1. Selecting an algorithm

  1. There are many different algorithms to use to fit a model to your data. Each algorithm will return a different model. How do you know which algorithm to use?
  2. The best answer is clear, but often impractical: you wish to model a law. Choose the algorithm that comes nearest to your current understanding of the law. If you do not understand the law, consult with experts who do.
    1. Laws have a certain structure
    2. Algorithms are designed to find the best model with a certain structure.
    3. Determine which structure scientists believe the law has and then use the algorithm that searches for models with that structure.
    4. This approach will let you profit from whatever information is encoded in scientific consensus, but it has another benefit as well. Most of the tests used by statisticians assume that you have used this approach.
  3. However, this approach does not address the conditions that many scientists work in. It does not work if experts do not agree on the form of a natural law, or if you are working in a new area with little previous research.
  4. In these situations, you can return to optimization: select the model that performs the best.

2. Predictive Accuracy

  1. How should you measure the performance of a model?
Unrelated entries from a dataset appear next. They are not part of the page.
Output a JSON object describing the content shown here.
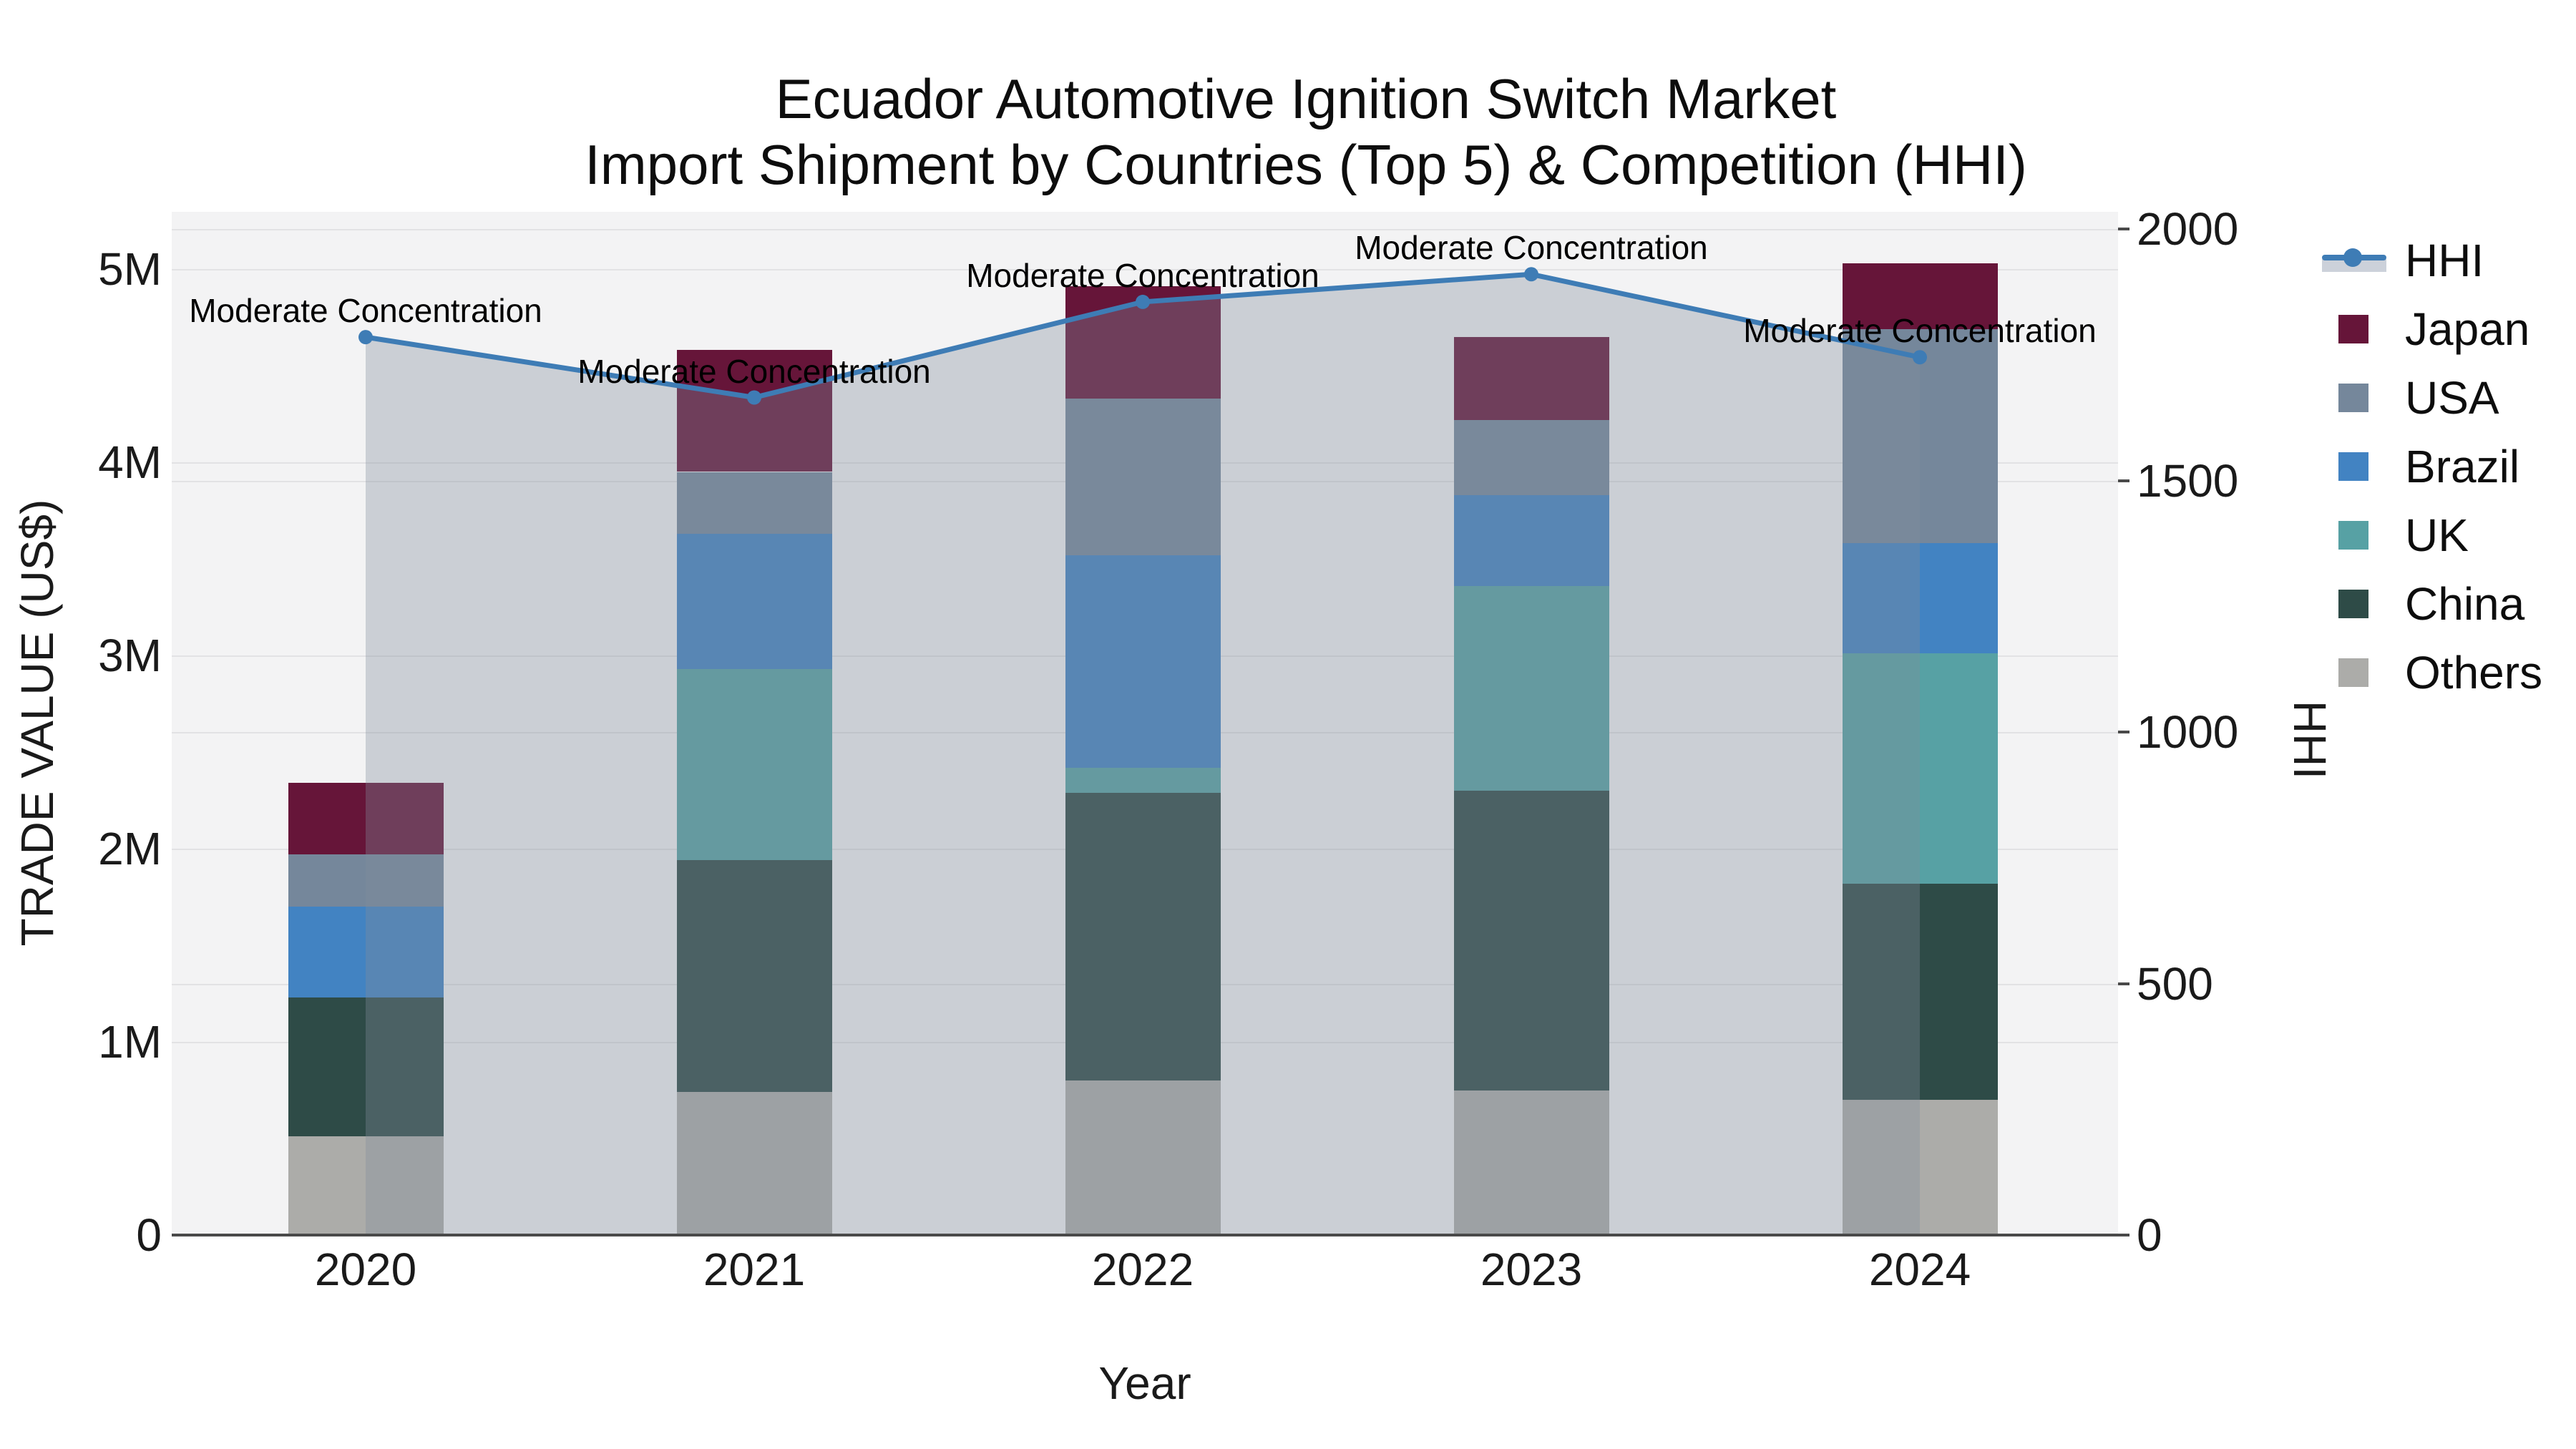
{
  "title": {
    "line1": "Ecuador Automotive Ignition Switch Market",
    "line2": "Import Shipment by Countries (Top 5) & Competition (HHI)"
  },
  "x_axis": {
    "title": "Year",
    "categories": [
      "2020",
      "2021",
      "2022",
      "2023",
      "2024"
    ]
  },
  "left_axis": {
    "title": "TRADE VALUE (US$)",
    "tick_labels": [
      "0",
      "1M",
      "2M",
      "3M",
      "4M",
      "5M"
    ],
    "tick_values_m": [
      0,
      1,
      2,
      3,
      4,
      5
    ]
  },
  "right_axis": {
    "title": "HHI",
    "tick_labels": [
      "0",
      "500",
      "1000",
      "1500",
      "2000"
    ],
    "tick_values": [
      0,
      500,
      1000,
      1500,
      2000
    ]
  },
  "legend": {
    "items": [
      {
        "label": "HHI",
        "type": "line",
        "color": "#3e7cb5"
      },
      {
        "label": "Japan",
        "type": "swatch",
        "color": "#661539"
      },
      {
        "label": "USA",
        "type": "swatch",
        "color": "#75879b"
      },
      {
        "label": "Brazil",
        "type": "swatch",
        "color": "#4283c2"
      },
      {
        "label": "UK",
        "type": "swatch",
        "color": "#57a1a4"
      },
      {
        "label": "China",
        "type": "swatch",
        "color": "#2e4b47"
      },
      {
        "label": "Others",
        "type": "swatch",
        "color": "#acaca9"
      }
    ]
  },
  "chart_data": {
    "type": "bar",
    "subtype": "stacked-bars-with-line-overlay",
    "categories": [
      "2020",
      "2021",
      "2022",
      "2023",
      "2024"
    ],
    "stack_order_bottom_to_top": [
      "Others",
      "China",
      "UK",
      "Brazil",
      "USA",
      "Japan"
    ],
    "value_unit": "million US$",
    "series": [
      {
        "name": "Japan",
        "color": "#661539",
        "values": [
          0.37,
          0.63,
          0.58,
          0.43,
          0.34
        ]
      },
      {
        "name": "USA",
        "color": "#75879b",
        "values": [
          0.27,
          0.32,
          0.81,
          0.39,
          1.11
        ]
      },
      {
        "name": "Brazil",
        "color": "#4283c2",
        "values": [
          0.47,
          0.7,
          1.1,
          0.47,
          0.57
        ]
      },
      {
        "name": "UK",
        "color": "#57a1a4",
        "values": [
          0.0,
          0.99,
          0.13,
          1.06,
          1.19
        ]
      },
      {
        "name": "China",
        "color": "#2e4b47",
        "values": [
          0.72,
          1.2,
          1.49,
          1.55,
          1.12
        ]
      },
      {
        "name": "Others",
        "color": "#acaca9",
        "values": [
          0.51,
          0.74,
          0.8,
          0.75,
          0.7
        ]
      }
    ],
    "bar_totals_m": [
      2.34,
      4.58,
      4.91,
      4.65,
      5.03
    ],
    "line_series": {
      "name": "HHI",
      "axis": "right",
      "color": "#3e7cb5",
      "area_fill": "rgba(130,140,155,0.35)",
      "values": [
        1785,
        1665,
        1855,
        1910,
        1745
      ]
    },
    "annotations": [
      {
        "text": "Moderate Concentration",
        "category": "2020"
      },
      {
        "text": "Moderate Concentration",
        "category": "2021"
      },
      {
        "text": "Moderate Concentration",
        "category": "2022"
      },
      {
        "text": "Moderate Concentration",
        "category": "2023"
      },
      {
        "text": "Moderate Concentration",
        "category": "2024"
      }
    ],
    "title": "Ecuador Automotive Ignition Switch Market Import Shipment by Countries (Top 5) & Competition (HHI)",
    "xlabel": "Year",
    "ylabel_left": "TRADE VALUE (US$)",
    "ylabel_right": "HHI",
    "ylim_left_m": [
      0,
      5.3
    ],
    "ylim_right": [
      0,
      2040
    ],
    "grid": true,
    "legend_position": "right"
  }
}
A model that makes better predictions is more useful (and more likely to be accurate) than a model that makes poor predictions.
  2. To measure the predictive accuracy of a model, use the model to predict the values of your observations.
    1. Quantify the error with mean squared error.
  3. However, this approach has a flaw. It overestimates the predictive accuracy of your model.
    1. Consider what would happen if you fit two models. In the first model, use all of your data, including point A to fit the model. In the second model, do not include point A. Then use both models to predict point A. The first model will make a more accurate prediction.
    2. Data scientists refer to this distinction as training error and test error.
      1. training set - the set of points that you use to fit, or train, a model. Training error is the error that your model makes when predicting the training set.
      2. test set - a set of points that you do not use to fit the model. You can use this set to estimate the model’s test error, the error that the model makes when predicting the values of new observations.
  4. Test error provides the best measure of a model’s predictive accuracy.
    1. Why should this be? Because you can arbitrarily decrease any model’s training error to zero by making the model more flexible.
      1. graphical depiction
    2. However, at some point decreases in training error are associated with increases in test error. You begin to fit the noise in the data more than the law that generated the data, a situation known as overfitting.
      1. bias variance decomposition
      2. degrees of freedom
      3. the “sweet spot” of flexibility will change from law to law. You can estimate the best model for your data with cross validation.

  1. Cross Validation

  2. Cross validation is a method for measuring the test error of a model. With cross validation, you can compare the performance of different models and select the best one.
  3. To cross validate your model, divide your data into a training set and a test set. Fit your model to the training set and then use it to estimate the test set. Quantify the error with the mean squared error.
  4. This is the general outline of cross validation, but the details can vary. You can decide
    1. How many points to leave out as a test set
    2. How many times to repeat the process to guard against variability in the estimates

4. Estimates of predictive accuracy

  1. Before modern computing made cross validation feasible, statisticians developed other ways to estimate the predictive accuracy of a model. These estimates can provide a second metric for comparing models.
    1. Adjusted R-squared
    2. Akaike Information Criteria (AIC)
    3. Bayesian Information Criteria (BIC)
    4. Mallow’s Cp

5. Summary

  1. Predictive accuracy provides a basis for comparing models. Models with higher predictive accuracy yield more useful predictions and are more likely to provide an accurate description of the underlying law.
  2. Cross validation provides a straightforward, easy to understand method for estimating predictive accuracy.